その為、人員を募集する一方で、既に雇った社員を逃さないために、手厚い待遇で社員を引き留めようとします。

この時期の起業というのは、投資家と労働者は二人三脚の関係で、互いに互いを必要とし、双方が敬意を持って相手に接することが出来る、理想的な関係といえます。
しかし、この蜜月の時も長くは続きません。
一度、儲かる市場と認知されてしまえば、こんな美味しい市場を放っておく人はおらず、新規参入が増えてきます。
また、既存の起業の投資家も、より生産性を上げる為に、自動化出来る部分は自動化し、どんどん効率を求めるようになってきます。
そうして起こるのが、供給過剰状態です。

供給過剰状態になると、その業界は地獄です。
市場にものが余っている為、それを吐き出す為にも、販売価格は下げなければなりません。
販売価格を下げると、当然、利益は下がってしまいますが、資本家は自分達の取り分を減らそうとはしません。何故なら、それが資本主義だからです。
資本家が資金を投資するのは、自分達が儲けるためなので、儲からないと分かれば、出来るだけ早い段階で売却して、その市場から逃げようとします。
逃げ遅れた投資家は、何とかやりくりして、安定した投資収益を得ようとします。
その、やりくりというのが、ブラック会社化です。

そもそも利益が出ない市場なんだから、そこから利益を手っ取り早く出そうとするなら、生産コストを下げるしか無い。
コストで最も大きい部分は人件費なので、当然、人件費を削ることが最大の仕事になります。人件費を削るとはどういうことかというと、人員カット、サービス残業の強要、正社員からバイト・非正規への移行。
ドンドンと労働者の待遇は悪くなっていくわけですが、労働者はやめれば良いという判断は下せません。何故なら、更に苦しい状況に追い込まれる可能性が有るからです。

こうなると、更なる悪循環に突入してしまいます。
というのも、技術が発展すると、単純労働は機械化されていく為、生産や加工業に必要な人材は減っていく傾向に有ります。
となると、大半の人間は第三次産業であるサービス業に従事することになるわけですが、サービスを利用しようと思うと必要になってくるのが、お金と時間です。
第三次産業中心の経済では、お金と時間を消費する事でしか経済は回らないわけですが、起業がブラック化してしまうと、消費に最も必要な金と時間が労働者から奪われていくことになります。

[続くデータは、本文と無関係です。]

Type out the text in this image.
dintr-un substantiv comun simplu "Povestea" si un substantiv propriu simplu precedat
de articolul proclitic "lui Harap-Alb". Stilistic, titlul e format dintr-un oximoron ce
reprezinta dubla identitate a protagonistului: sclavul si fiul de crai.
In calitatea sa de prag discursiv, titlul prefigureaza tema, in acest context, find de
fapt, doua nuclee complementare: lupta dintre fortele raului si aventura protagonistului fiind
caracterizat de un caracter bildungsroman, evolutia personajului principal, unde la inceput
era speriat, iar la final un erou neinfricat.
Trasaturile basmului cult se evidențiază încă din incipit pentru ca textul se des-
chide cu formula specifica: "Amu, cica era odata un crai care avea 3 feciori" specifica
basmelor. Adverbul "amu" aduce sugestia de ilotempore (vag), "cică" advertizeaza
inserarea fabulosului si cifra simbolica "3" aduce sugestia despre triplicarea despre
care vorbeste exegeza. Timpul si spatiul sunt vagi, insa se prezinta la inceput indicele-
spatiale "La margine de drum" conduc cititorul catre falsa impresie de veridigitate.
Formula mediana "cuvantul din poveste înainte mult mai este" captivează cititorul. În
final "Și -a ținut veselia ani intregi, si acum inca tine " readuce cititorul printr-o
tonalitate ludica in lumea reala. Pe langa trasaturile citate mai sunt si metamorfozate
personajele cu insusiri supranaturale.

こうなると、お金と時間がないから消費出来ず、消費できないから経済が回らず、そのしわ寄せが労働者にいって、更にブラック化するという事態に陥ります。
では、この悪循環を断ち切る為には、何が必要なのかというと、労働者に金と時間を与えればよいということになります。
どのようにして、金と時間を与えるのかといえば、一定レベル以下の給料しか貰っていない人に対する、ベーシック・インカムの導入ではないでしょうか。